Outlook and implications

The selection of the PPRD presidential candidate by mid-August suggests that constitutional changes to term limits would have to be completed ahead of this, probably by early July. By contrast, announcements of delays to the PPRD's candidate selection would indicate likely delays to constitutional changes and to scheduled elections, which would drive protest risks in urban areas.

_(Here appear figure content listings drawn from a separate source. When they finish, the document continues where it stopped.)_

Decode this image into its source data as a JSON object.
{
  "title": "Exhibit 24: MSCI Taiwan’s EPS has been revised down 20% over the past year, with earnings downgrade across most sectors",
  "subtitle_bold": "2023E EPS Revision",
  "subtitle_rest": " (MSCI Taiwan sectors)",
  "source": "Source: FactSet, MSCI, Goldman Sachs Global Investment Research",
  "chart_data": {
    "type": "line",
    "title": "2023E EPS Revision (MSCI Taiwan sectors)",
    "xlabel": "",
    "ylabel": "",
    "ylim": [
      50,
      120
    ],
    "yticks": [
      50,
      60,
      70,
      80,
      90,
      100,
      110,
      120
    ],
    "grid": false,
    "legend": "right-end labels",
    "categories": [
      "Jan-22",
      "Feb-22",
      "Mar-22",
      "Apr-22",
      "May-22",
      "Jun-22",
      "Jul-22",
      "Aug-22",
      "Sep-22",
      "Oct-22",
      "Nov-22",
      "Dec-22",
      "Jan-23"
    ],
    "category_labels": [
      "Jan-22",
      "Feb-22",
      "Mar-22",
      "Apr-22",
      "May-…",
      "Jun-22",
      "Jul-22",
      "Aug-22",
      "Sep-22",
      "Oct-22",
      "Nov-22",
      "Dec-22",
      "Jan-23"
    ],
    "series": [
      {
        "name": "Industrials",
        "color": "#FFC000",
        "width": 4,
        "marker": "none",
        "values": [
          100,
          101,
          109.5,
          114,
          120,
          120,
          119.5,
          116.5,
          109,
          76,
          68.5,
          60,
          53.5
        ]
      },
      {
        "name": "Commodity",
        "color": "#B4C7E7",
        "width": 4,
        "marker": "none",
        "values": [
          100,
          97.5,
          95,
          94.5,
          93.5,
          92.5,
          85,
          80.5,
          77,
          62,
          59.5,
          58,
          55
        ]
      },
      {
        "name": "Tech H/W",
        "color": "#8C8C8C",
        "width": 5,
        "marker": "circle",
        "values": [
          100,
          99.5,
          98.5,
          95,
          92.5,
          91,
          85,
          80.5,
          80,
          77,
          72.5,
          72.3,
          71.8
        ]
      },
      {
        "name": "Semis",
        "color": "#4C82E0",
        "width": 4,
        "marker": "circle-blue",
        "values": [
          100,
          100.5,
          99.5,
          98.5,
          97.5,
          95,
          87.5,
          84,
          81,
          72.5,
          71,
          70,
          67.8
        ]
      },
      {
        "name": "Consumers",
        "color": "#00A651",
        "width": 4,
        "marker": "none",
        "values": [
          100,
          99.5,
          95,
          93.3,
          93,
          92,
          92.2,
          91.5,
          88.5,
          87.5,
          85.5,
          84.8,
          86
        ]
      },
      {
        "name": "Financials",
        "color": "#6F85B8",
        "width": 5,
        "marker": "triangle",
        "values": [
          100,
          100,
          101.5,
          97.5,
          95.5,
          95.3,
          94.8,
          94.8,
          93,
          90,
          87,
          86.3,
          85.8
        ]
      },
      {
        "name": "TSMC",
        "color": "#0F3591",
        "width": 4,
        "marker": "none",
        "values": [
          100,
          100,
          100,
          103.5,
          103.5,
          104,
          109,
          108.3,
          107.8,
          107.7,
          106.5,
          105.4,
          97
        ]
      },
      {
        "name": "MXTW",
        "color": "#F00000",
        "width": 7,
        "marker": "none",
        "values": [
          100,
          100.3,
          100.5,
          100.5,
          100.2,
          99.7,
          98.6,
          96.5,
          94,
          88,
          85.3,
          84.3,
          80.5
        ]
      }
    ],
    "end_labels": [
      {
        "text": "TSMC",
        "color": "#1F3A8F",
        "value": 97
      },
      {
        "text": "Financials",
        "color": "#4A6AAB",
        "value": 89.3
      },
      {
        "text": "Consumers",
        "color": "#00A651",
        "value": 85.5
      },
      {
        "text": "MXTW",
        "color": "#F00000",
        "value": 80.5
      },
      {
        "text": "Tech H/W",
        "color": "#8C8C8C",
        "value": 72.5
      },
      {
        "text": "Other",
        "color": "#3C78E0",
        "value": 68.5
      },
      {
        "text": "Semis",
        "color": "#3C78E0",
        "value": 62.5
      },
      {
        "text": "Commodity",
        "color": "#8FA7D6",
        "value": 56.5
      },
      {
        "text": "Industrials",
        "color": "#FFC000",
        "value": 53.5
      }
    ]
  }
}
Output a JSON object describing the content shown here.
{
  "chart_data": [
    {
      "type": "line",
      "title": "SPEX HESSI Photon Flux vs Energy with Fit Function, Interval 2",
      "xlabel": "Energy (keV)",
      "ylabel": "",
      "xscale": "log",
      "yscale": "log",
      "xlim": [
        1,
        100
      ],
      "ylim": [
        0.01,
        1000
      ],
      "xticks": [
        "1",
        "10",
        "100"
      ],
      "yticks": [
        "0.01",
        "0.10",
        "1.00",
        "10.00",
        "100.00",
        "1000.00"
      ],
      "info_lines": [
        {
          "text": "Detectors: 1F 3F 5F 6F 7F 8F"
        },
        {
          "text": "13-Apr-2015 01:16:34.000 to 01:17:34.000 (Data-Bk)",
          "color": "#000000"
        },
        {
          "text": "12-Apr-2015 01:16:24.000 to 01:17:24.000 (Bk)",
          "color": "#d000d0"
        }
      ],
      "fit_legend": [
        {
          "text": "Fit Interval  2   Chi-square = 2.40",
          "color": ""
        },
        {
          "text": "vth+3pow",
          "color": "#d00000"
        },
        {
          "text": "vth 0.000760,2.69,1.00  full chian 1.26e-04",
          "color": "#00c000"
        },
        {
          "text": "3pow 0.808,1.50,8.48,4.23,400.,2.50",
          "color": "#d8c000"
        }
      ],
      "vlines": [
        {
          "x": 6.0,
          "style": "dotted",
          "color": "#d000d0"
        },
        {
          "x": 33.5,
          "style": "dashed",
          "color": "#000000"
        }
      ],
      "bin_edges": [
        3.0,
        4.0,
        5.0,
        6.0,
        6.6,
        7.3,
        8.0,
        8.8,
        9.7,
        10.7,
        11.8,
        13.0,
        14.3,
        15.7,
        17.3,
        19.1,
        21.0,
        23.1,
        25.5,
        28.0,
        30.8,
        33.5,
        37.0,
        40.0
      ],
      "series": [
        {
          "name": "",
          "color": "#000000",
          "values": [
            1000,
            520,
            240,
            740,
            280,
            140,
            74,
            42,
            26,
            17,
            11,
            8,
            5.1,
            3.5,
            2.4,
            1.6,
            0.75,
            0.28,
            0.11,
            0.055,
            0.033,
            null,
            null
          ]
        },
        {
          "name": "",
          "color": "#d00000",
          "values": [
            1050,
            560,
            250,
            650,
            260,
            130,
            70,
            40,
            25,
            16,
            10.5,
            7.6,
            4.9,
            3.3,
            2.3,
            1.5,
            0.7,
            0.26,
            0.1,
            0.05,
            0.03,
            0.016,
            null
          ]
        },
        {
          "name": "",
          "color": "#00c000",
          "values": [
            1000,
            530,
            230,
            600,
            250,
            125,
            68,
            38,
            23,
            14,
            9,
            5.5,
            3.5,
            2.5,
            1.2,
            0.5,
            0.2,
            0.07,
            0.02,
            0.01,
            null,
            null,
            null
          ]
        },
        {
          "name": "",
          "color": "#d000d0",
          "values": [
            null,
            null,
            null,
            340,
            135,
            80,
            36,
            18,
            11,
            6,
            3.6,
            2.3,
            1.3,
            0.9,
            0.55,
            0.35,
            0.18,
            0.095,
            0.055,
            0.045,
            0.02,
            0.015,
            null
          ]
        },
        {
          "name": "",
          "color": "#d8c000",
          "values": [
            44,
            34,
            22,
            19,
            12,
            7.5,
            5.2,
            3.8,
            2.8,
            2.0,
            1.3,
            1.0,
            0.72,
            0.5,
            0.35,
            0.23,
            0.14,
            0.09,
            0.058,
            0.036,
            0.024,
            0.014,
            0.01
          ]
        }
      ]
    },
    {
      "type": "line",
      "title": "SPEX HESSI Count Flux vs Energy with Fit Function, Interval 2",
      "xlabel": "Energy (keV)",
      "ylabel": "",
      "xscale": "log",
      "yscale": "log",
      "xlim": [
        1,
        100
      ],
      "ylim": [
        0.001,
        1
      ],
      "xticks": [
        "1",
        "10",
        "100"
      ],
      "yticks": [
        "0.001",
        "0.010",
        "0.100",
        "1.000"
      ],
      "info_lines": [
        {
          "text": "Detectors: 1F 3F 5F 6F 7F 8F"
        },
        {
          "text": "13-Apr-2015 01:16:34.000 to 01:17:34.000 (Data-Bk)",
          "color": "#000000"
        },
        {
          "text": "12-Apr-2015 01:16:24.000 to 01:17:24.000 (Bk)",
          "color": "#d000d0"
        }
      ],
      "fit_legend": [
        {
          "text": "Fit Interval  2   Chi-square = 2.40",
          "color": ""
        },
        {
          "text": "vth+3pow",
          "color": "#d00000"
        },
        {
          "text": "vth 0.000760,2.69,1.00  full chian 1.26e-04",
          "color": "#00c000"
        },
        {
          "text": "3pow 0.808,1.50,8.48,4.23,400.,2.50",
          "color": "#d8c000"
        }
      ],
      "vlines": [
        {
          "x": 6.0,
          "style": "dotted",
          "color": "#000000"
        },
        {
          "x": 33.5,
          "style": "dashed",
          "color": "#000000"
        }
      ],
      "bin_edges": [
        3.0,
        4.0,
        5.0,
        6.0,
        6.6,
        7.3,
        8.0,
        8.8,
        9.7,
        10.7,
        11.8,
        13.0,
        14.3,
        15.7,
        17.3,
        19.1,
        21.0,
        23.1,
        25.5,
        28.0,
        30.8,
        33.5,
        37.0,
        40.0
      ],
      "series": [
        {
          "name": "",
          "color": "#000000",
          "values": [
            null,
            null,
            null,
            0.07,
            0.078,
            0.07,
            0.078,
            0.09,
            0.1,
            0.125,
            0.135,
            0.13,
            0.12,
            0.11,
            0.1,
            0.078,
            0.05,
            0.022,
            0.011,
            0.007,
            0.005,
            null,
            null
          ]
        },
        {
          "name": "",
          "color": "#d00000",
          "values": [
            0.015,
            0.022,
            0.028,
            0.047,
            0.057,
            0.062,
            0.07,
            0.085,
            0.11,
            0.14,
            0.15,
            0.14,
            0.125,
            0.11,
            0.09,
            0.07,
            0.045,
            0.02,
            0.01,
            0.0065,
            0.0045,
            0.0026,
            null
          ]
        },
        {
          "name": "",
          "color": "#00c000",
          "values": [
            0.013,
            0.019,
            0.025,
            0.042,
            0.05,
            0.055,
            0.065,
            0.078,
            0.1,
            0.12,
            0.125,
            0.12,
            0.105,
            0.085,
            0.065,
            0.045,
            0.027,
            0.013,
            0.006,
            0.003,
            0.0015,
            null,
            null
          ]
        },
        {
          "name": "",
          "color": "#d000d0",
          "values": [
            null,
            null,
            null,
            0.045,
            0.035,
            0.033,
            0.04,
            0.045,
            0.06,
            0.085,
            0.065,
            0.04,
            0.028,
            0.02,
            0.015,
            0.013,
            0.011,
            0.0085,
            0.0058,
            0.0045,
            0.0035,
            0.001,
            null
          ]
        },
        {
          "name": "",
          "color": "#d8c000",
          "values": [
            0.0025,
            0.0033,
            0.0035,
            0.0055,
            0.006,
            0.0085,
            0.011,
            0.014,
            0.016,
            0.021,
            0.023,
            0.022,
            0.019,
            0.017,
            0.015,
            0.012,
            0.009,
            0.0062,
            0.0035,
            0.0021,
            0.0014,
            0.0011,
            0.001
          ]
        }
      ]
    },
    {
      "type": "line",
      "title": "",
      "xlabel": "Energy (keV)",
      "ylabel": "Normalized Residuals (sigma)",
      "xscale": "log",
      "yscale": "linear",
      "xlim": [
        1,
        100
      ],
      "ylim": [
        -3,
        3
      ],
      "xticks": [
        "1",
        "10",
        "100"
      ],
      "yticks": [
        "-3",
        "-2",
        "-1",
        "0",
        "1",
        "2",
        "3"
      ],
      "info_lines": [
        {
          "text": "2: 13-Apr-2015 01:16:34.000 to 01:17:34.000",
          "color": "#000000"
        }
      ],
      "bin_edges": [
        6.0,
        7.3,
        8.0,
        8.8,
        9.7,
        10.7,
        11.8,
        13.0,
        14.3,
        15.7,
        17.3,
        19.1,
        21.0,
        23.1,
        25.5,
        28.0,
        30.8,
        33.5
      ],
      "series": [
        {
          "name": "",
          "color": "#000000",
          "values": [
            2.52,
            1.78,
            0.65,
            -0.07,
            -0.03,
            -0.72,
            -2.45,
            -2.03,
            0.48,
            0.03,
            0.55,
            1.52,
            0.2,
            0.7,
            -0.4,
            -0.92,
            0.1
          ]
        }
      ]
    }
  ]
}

A new prime minister will probably be selected because they lack a strong political base, leaving them with little leverage to challenge entrenched interests in the state. Significant policy changes or fresh initiatives are therefore improbable. Notably, it is unlikely to derail final passage of the revised mining code, which has passed the National Assembly and Senate, and is currently awaiting presidential approval. The government's need for a significant injection of new funds ahead of any constitutional changes (to secure passage of the changes through the legislature and popular referendum) and the holding of elections (for the use of ruling coalition candidates in securing re-election) is likely driving the government's push to introduce a profit windfall "super tax" and immediately increase mining royalties, particularly on copper and cobalt in light of their recent price increases. Lobbying efforts by international mining corporations against the new code are unlikely to derail it altogether, but are more likely to secure changes or exceptions to the proposed removal of the 10-year contract stability period in non-royalty areas.